Database: Index scan vs Sequential scan

In databases, two common methods of accessing data are index scans and sequential scans. To optimize the performance of your database, it’s crucial to comprehend the distinctions between these methods.

Sequential scan reading data from disk

Index scan

An index scan involves using an index structure to locate specific rows in a table. The database engine looks up the value being searched for in the index, and then uses a pointer to retrieve the corresponding row from the table. This method is particularly useful for queries that only need to access a small subset of rows in a table.

Imagine we have the following table with 10_000 rows with the index based on the column age:

id	name	age
1	John	23
2	Jane	18
3	Tom	25
10000	Mia	19

When you run the query:

SELECT id, name FROM users WHERE age < 20 LIMIT 20;

Index scan performs selection data right from the index. We get 20 pointers and after that, with several jumps to the disc database reads rows and provides the id and name to the end user.

Sequential scan

On the other hand, a sequential scan involves scanning every row in a table, whether or not it matches the query criteria. You might think that this method is slow, yes and no. The method is slow, but in some cases, it is better to use just sequential scan and ignore index scan.

Sequential scan jumps to that table, selects the correct rows, and returns them.

We have the same table, but this time we want to execute another query.

1
SELECT id, name FROM users WHERE id > 10;

Databases are smart enough to optimize the performance of this query. A sequential scan jumps to the disk, reads data, and returns back. The key feature here is understanding that eventually, we need to read a lot of data from the table.

Using an index scan in this case will slow down our query. Here’s why:

An index scan jumps to the index and fetches pointers (think about row IDs) according to the condition.
Using pointers, it fetches data from the disk.
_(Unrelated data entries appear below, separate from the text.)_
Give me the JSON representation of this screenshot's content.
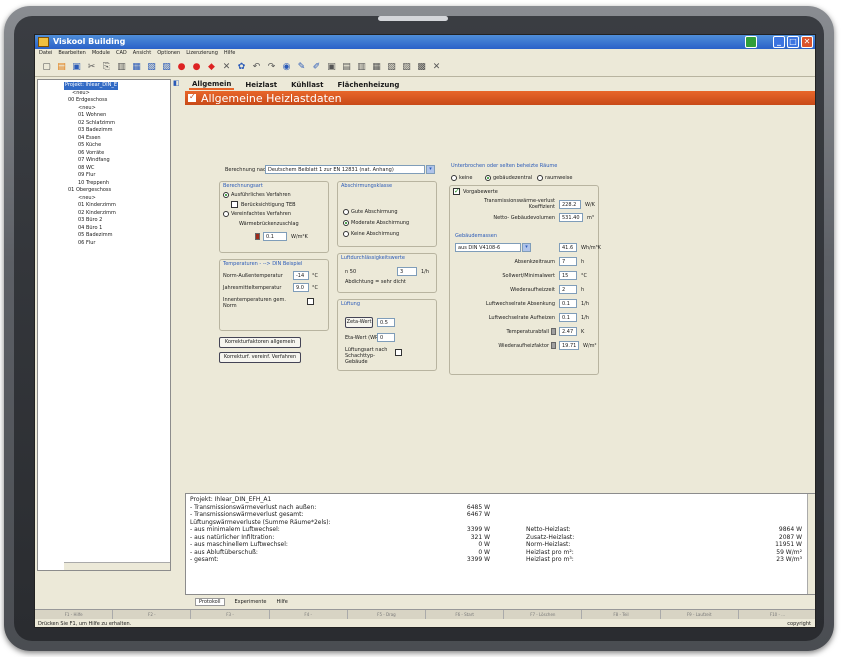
{
  "app": {
    "title": "Viskool Building"
  },
  "menu": [
    "Datei",
    "Bearbeiten",
    "Module",
    "CAD",
    "Ansicht",
    "Optionen",
    "Lizenzierung",
    "Hilfe"
  ],
  "tree": {
    "items": [
      "Projekt: Ihlear_DIN_E",
      "<neu>",
      "00 Erdgeschoss",
      "<neu>",
      "01 Wohnen",
      "02 Schlafzimm",
      "03 Badezimm",
      "04 Essen",
      "05 Küche",
      "06 Vorräte",
      "07 Windfang",
      "08 WC",
      "09 Flur",
      "10 Treppenh",
      "01 Obergeschoss",
      "<neu>",
      "01 Kinderzimm",
      "02 Kinderzimm",
      "03 Büro 2",
      "04 Büro 1",
      "05 Badezimm",
      "06 Flur"
    ]
  },
  "tabs": [
    "Allgemein",
    "Heizlast",
    "Kühllast",
    "Flächenheizung"
  ],
  "heading": "Allgemeine Heizlastdaten",
  "form": {
    "berechnung_label": "Berechnung nach",
    "berechnung_value": "Deutschem Beiblatt 1 zur EN 12831 (nat. Anhang)",
    "berechnungsart_title": "Berechnungsart",
    "ausfuehrlich": "Ausführliches Verfahren",
    "teb": "Berücksichtigung TEB",
    "vereinfacht": "Vereinfachtes Verfahren",
    "waermebruecken": "Wärmebrückenzuschlag",
    "waermebruecken_value": "0.1",
    "waermebruecken_unit": "W/m²K",
    "abschirmung_title": "Abschirmungsklasse",
    "gute": "Gute Abschirmung",
    "moderate": "Moderate Abschirmung",
    "keine_abschirmung": "Keine Abschirmung",
    "temperaturen_title": "Temperaturen - --> DIN Beispiel",
    "norm_aussen": "Norm-Außentemperatur",
    "norm_aussen_value": "-14",
    "jahresmittel": "Jahresmitteltemperatur",
    "jahresmittel_value": "9.0",
    "temp_unit": "°C",
    "innentemp": "Innentemperaturen gem. Norm",
    "luftdicht_title": "Luftdurchlässigkeitswerte",
    "n50": "n 50",
    "n50_value": "3",
    "n50_unit": "1/h",
    "abdichtung": "Abdichtung = sehr dicht",
    "lueftung_title": "Lüftung",
    "zeta_btn": "Zeta-Wert",
    "zeta_value": "0.5",
    "eta": "Eta-Wert (WRG)",
    "eta_value": "0",
    "lueftungsart": "Lüftungsart nach Schachttyp-Gebäude",
    "korrektur1": "Korrekturfaktoren allgemein",
    "korrektur2": "Korrekturf. vereinf. Verfahren",
    "unterbrochen_title": "Unterbrochen oder selten beheizte Räume",
    "keine": "keine",
    "gebaeudezentral": "gebäudezentral",
    "raumweise": "raumweise",
    "vorgabewerte": "Vorgabewerte",
    "transmission_label": "Transmissionswärme-verlust Koeffizient",
    "transmission_value": "228.2",
    "transmission_unit": "W/K",
    "netto_label": "Netto- Gebäudevolumen",
    "netto_value": "531.40",
    "netto_unit": "m³",
    "gebaeudemasse_title": "Gebäudemassen",
    "gebaeudemasse_value": "aus DIN V4108-6",
    "gebaeudemasse_num": "41.6",
    "gebaeudemasse_unit": "Wh/m³K",
    "absenkzeitraum": "Absenkzeitraum",
    "absenkzeitraum_value": "7",
    "h_unit": "h",
    "sollwert": "Sollwert/Minimalwert",
    "sollwert_value": "15",
    "sollwert_unit": "°C",
    "wiederaufheizzeit": "Wiederaufheizzeit",
    "wiederaufheizzeit_value": "2",
    "luftwechsel_absenk": "Luftwechselrate Absenkung",
    "luftwechsel_absenk_value": "0.1",
    "luftwechsel_auf": "Luftwechselrate Aufheizen",
    "luftwechsel_auf_value": "0.1",
    "lw_unit": "1/h",
    "temperaturabfall": "Temperaturabfall",
    "temperaturabfall_value": "2.47",
    "temperaturabfall_unit": "K",
    "wiederaufheizfaktor": "Wiederaufheizfaktor",
    "wiederaufheizfaktor_value": "19.71",
    "wiederaufheizfaktor_unit": "W/m²"
  },
  "results": {
    "left_labels": [
      "Projekt: Ihlear_DIN_EFH_A1",
      "- Transmissionswärmeverlust nach außen:",
      "- Transmissionswärmeverlust gesamt:",
      "Lüftungswärmeverluste (Summe Räume*2els):",
      "- aus minimalem Luftwechsel:",
      "- aus natürlicher Infiltration:",
      "- aus maschinellem Luftwechsel:",
      "- aus Abluftüberschuß:",
      "- gesamt:"
    ],
    "left_values": [
      "",
      "6485 W",
      "6467 W",
      "",
      "3399 W",
      "321 W",
      "0 W",
      "0 W",
      "3399 W"
    ],
    "right_labels": [
      "",
      "",
      "",
      "",
      "Netto-Heizlast:",
      "Zusatz-Heizlast:",
      "Norm-Heizlast:",
      "Heizlast pro m²:",
      "Heizlast pro m³:"
    ],
    "right_values": [
      "",
      "",
      "",
      "",
      "9864 W",
      "2087 W",
      "11951 W",
      "59 W/m²",
      "23 W/m³"
    ]
  },
  "bottom_tabs": [
    "Protokoll",
    "Experimente",
    "Hilfe"
  ],
  "status": {
    "help": "Drücken Sie F1, um Hilfe zu erhalten.",
    "copyright": "copyright",
    "cells": [
      "F1 - Hilfe",
      "F2 -",
      "F3 -",
      "F4 -",
      "F5 - Drag",
      "F6 - Start",
      "F7 - Löschen",
      "F8 - Teil",
      "F9 - Laufzeit",
      "F10 - ..."
    ]
  }
}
When we need to read, for example, 95% of the data from the disk, it might be much faster to just read it and ignore 5% of rows instead of reading data from the index and from the table itself.

Pros and cons

Index scan

Pros:

Faster access to specific rows, especially in large tables
Requires less disk I/O compared to sequential scans
Can take advantage of sorted data in the index

Cons:

Takes up space and needs maintenance to keep running
Only useful for indexed columns
Might not be the best option for small tables

Sequential scan

Pros:

Can be faster for small tables or when examining all rows in a table
No additional space or maintenance overhead is required

Cons:

Slower for finding specific rows in large tables
Requires more disk I/O compared to index scans
Not optimized for pre-sorted data

Summary

In summary, index scans and sequential scans are both useful methods for accessing data in databases. The choice of method depends on the size of the table, the nature of the query, and the availability of appropriate indexes. Understanding the advantages and disadvantages of each method is important for optimizing database performance.